Apparently, there are issues with legalizing the stay of Belarusians in Poland. Could you elaborate?

“We have discussed this matter with the Ministry of the Interior and Administration, as well as with voivodes, including the Podlaskie voivodeship. The most significant problem concerns passports. Lukashenko has prohibited Belarusians from extending the validity of their passports outside the country. Consequently, people are left without documents or are forced to return to Belarus, where they face detention and prison sentences upon arrival. Lukashenko wants to isolate and reject this segment of society, signaling that he does not need them and that they have betrayed him. To address this, three-year travel documents should be issued to Belarusians residing in Poland, as well as appropriate documents for children born outside Belarus. Visa facilitation should be introduced for those wanting to leave Belarus, while assistance should be provided to those who want to reach Poland, such as individuals from Georgia whose legal stay is expiring, potentially leading to their deportation to Belarus.

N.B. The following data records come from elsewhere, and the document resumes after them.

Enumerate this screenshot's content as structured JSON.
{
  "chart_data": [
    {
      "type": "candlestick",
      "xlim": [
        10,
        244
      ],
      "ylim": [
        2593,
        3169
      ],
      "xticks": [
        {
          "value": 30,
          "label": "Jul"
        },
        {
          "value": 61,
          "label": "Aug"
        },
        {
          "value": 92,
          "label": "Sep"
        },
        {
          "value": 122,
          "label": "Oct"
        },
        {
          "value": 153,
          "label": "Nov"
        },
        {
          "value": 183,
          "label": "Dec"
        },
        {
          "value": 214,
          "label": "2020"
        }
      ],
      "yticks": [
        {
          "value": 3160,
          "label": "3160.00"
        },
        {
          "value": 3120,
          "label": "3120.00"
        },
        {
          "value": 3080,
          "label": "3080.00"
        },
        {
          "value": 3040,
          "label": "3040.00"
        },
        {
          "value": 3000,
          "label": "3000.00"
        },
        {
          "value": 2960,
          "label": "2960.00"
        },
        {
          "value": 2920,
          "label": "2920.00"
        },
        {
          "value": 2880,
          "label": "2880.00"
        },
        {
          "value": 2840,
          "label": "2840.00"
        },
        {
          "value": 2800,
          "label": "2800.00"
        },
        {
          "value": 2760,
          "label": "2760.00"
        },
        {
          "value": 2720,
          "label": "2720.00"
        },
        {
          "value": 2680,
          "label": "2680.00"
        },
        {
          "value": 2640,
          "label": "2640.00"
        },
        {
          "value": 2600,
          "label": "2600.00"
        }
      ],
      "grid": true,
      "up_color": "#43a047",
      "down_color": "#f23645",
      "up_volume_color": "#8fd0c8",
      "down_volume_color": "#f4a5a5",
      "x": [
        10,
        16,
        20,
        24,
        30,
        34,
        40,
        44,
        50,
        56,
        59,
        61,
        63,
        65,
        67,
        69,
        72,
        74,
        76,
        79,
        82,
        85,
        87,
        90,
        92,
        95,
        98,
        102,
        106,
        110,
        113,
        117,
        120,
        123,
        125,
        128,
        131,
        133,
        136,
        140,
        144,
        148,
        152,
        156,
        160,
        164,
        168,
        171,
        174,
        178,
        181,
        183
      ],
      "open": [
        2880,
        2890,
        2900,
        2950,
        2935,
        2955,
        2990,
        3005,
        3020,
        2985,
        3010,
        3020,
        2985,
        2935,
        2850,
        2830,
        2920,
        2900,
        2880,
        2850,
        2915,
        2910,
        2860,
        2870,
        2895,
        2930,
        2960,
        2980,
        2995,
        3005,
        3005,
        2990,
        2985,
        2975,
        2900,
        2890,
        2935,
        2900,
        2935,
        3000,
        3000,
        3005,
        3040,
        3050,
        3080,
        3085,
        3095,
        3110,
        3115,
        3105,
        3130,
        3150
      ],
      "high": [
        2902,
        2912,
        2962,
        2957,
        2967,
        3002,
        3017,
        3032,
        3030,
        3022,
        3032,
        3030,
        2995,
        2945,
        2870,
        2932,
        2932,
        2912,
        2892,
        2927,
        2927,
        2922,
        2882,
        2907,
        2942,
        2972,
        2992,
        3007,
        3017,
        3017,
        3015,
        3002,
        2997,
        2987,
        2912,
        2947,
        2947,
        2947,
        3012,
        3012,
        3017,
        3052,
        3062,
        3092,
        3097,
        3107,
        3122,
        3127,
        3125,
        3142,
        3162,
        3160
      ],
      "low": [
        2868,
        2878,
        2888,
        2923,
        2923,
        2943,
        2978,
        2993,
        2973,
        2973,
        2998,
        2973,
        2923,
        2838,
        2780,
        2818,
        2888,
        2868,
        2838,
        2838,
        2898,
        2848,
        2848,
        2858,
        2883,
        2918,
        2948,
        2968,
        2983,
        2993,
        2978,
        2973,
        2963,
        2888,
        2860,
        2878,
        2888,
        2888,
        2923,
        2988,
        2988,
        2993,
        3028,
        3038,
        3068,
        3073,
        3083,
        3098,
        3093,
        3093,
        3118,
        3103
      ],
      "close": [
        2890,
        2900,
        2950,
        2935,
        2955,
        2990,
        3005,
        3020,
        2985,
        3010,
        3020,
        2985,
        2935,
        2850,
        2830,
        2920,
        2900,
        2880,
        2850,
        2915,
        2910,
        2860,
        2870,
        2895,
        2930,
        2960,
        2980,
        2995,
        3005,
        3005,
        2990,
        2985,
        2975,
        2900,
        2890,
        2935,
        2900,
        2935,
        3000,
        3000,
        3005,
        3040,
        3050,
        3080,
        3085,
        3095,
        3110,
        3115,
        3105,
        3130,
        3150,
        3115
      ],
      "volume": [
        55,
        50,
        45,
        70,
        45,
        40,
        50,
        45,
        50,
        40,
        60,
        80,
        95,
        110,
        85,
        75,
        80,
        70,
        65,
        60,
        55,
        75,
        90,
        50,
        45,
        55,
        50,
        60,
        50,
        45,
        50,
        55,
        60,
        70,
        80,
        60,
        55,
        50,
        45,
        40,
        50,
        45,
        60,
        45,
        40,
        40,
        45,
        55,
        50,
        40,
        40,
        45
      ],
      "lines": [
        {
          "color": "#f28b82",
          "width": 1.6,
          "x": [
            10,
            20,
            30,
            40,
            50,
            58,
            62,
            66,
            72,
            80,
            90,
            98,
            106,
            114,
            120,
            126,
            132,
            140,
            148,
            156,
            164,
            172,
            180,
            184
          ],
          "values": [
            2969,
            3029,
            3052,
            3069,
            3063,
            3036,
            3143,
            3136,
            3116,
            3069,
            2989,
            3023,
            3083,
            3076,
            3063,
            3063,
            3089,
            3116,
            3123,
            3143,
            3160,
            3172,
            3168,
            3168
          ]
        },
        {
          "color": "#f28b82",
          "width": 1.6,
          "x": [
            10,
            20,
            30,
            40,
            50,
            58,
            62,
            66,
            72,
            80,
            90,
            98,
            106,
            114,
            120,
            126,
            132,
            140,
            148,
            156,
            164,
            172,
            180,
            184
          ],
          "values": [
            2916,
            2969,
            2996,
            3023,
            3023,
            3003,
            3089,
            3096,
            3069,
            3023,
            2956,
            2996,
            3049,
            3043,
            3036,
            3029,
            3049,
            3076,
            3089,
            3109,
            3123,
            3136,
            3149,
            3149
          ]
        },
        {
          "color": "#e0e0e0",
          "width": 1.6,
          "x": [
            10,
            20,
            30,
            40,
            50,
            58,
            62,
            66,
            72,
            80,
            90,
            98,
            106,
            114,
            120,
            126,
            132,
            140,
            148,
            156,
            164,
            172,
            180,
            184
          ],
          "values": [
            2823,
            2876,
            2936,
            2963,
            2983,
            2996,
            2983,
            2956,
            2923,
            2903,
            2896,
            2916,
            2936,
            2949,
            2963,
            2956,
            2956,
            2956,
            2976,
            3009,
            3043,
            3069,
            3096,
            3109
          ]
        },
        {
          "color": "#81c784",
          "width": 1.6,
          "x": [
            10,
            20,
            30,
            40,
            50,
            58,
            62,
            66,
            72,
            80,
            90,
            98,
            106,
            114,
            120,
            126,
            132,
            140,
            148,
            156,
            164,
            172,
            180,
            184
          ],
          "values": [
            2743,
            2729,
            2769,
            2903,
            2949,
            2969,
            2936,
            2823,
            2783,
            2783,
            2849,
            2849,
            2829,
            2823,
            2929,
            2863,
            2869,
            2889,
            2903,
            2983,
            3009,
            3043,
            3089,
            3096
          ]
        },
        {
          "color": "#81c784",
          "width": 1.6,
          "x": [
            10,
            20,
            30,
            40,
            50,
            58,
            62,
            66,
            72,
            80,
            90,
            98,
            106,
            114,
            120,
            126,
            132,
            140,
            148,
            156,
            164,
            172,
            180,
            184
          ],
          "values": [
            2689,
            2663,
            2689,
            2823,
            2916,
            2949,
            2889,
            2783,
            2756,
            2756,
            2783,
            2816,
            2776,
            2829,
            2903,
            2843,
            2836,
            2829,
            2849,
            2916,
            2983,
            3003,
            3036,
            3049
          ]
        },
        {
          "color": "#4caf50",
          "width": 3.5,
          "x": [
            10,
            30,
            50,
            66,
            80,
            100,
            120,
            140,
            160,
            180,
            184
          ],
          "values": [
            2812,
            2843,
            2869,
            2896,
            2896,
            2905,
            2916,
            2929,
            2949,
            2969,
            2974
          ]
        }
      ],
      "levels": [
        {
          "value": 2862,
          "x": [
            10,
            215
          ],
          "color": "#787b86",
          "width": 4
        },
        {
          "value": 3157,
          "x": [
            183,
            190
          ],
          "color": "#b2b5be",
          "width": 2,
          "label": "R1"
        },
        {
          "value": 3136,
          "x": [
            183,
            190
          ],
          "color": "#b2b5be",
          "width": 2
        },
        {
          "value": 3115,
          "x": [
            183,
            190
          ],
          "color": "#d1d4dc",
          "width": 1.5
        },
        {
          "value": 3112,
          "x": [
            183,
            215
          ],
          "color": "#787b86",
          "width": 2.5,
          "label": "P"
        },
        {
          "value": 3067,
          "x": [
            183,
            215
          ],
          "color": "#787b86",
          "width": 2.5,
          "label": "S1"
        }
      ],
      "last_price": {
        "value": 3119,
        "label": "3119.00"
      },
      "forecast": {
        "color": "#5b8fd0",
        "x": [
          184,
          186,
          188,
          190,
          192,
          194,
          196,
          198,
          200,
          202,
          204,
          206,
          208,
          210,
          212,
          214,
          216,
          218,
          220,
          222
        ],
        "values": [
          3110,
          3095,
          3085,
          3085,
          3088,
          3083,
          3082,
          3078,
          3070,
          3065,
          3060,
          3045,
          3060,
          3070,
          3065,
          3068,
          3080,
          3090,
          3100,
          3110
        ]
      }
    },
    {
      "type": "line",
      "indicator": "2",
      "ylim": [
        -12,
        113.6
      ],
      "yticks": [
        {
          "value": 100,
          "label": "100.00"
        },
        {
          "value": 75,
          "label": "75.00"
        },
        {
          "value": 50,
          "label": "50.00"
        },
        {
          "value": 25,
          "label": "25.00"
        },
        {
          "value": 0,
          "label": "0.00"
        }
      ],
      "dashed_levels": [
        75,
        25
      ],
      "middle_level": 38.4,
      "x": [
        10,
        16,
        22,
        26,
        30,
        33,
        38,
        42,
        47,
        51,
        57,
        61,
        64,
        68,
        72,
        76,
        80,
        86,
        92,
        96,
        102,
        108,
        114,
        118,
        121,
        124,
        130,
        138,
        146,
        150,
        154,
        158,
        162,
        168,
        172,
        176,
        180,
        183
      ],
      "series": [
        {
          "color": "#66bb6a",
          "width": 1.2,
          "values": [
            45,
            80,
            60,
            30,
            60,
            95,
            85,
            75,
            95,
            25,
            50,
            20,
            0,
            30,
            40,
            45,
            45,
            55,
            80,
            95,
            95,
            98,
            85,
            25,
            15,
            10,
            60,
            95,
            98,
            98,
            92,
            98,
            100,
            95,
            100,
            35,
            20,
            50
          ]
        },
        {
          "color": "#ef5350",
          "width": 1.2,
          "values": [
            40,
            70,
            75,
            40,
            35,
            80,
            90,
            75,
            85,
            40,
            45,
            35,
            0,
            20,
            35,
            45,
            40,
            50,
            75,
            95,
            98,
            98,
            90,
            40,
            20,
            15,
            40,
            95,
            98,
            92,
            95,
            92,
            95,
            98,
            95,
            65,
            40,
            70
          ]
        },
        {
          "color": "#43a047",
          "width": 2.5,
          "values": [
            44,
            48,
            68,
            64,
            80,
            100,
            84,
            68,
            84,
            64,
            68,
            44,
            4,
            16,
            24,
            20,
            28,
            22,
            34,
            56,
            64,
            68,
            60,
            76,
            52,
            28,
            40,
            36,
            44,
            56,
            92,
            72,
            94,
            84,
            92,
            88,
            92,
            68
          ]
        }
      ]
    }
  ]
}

We have established a working group with the Ministry of the Interior and Administration to address these problems. The new head of the Polish Ministry of Foreign Affairs, Radosław Sikorski, has also offered assistance. Poland can play a leading role in developing a new strategy towards Belarus, given Sikorski's extensive experience in European and Eastern policy.”

In your opinion, how will Lukashenko continue to play the card of the migration crisis on the border with Poland?

Belarusian demonstration on Freedom Day, Warsaw, 2023
Belarusian demonstration on Freedom Day, Warsaw, 2023. Photo: Andrew Keymaster, Unsplash

“Lukashenko is facing pressure from China, and the Chinese are displeased with the current situation on the Polish-Belarusian border as it poses a threat to the transit of their goods, particularly to Germany, with the China-Germany trade estimated in the hundreds of billions of euros annually.

Continuous pressure must be exerted from Poland, Lithuania, Latvia, Estonia, and even Finland in this regard. The ultimate decision regarding the situation on the border rests with Putin. If he wishes to escalate the situation further, Lukashenko will continue to act as his puppet. Closing road and railway border crossings with Belarus, even if it's just one crossing, would strike a blow against Lukashenko and Putin. Imposing sanctions on the trade of goods, rather than restricting the movement of ordinary citizens, is crucial.”